In my newest post I apply my analysis directly to the Peter Linz proof, which is included in full at the end of the paper.

Skepdick wrote: ↑Tue Mar 08, 2022 8:29 am

wtf wrote: ↑Tue Mar 08, 2022 2:32 am Turing showed in 1936 that there could never be a solution to the halting problem. Given that, isn't it more likely that our friend Pete is mistaken? Either that, or Alan is "Turing over in his grave."

What's most likely is Pete doesn't even know which problem he's working on.

He isn't working on the halting problem, but on provably terminating algorithms. He's re-inventing Loop unrolling.

Try and find any error in my newest post that directly refutes the Peter Linz proof (which is included in full at the end of the paper).

alan1000 wrote: ↑Thu Feb 24, 2022 2:08 pm I'm fascinated by the idea that there may be a solution to the halting problem. But I'm unfamiliar with the programming context you provide. Can you express the argument in a more user-friendly language such as Xbase (or even natural language?)

Please see my newest post that directly refutes the Peter Linz proof (that is included in full at the end of the paper).

PeteOlcott wrote: ↑Sun Mar 20, 2022 7:12 pm Try and find any error in my newest post that directly refutes the Peter Linz proof (which is included in full at the end of the paper).

Dude. You are literally wasting everyone's time. Proofs are programs. You understand this, yes?

Take a dependently-typed language like Coq, Agda, LEAN. In fact - I would even settle for Idris2.

Formalise your proof in any of those systems. And then the entire community of experts in automated theorem proving/proof assistants will help you.

https://proofassistants.stackexchange.com/

Skepdick wrote: ↑Sun Mar 20, 2022 8:02 pm

PeteOlcott wrote: ↑Sun Mar 20, 2022 7:12 pm Try and find any error in my newest post that directly refutes the Peter Linz proof (which is included in full at the end of the paper).

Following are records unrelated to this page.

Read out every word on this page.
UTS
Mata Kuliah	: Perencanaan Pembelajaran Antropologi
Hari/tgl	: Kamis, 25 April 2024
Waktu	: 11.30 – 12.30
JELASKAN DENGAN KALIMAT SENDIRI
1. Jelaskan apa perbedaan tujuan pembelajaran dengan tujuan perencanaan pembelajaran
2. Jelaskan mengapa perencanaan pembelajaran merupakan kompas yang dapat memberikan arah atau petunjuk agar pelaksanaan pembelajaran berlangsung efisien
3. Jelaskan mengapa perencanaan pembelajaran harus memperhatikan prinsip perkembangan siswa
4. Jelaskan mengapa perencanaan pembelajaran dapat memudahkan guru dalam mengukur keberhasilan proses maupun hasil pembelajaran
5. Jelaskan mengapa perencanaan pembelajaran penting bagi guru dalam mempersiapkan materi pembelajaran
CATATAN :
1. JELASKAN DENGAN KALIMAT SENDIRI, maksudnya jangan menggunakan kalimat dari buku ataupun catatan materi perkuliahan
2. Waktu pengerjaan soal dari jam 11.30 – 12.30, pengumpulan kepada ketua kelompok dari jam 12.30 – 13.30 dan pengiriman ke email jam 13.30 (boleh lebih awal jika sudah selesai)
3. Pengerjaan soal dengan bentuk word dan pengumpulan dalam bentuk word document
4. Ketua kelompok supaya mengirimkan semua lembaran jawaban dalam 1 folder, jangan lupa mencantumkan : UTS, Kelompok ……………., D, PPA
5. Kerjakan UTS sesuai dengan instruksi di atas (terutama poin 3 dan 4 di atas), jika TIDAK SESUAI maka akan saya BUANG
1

Dude. You are literally wasting everyone's time. Proofs are programs. You understand this, yes?

Take a dependently-typed language like Coq, Agda, LEAN. In fact - I would even settle for Idris2.

Formalise your proof in any of those systems. And then the entire community of experts in automated theorem proving/proof assistants will help you.

https://proofassistants.stackexchange.com/

I have spent 12,000 hours on this since 2004.
If you care about the truth please read the paper in my other post.

PeteOlcott wrote: ↑Mon Mar 21, 2022 2:55 am I have spent 12,000 hours on this since 2004.
If you care about the truth please read the paper in my other post.

Have you spent 12000 hours; or have you spent 1 hour 12000 times?

You are like a broken record. You are working in isolation so you are re-discovering stuff other people already know.

If you had taken the time to consult the existing body of knowledge and learn the common language used by your peers you could have saved yourself 11000 hours.

wtf wrote: ↑Thu Mar 10, 2022 4:51 am I know what loop unrolling is but I could not discern from his posts in this thread that this is what he's doing. Did you determine this from his papers, which I didn't look at? Just curious how you worked this out.

I have broadly skimmed over his papers/posts so I have a gut feel on his end goal.

His obsession is with "provability", and provability is analogous to program/proof termination. He is fixated on identifying heuristics which detect non-terminating code and his pet heuristic is cyclical graphs (loops that haven't been unrolled).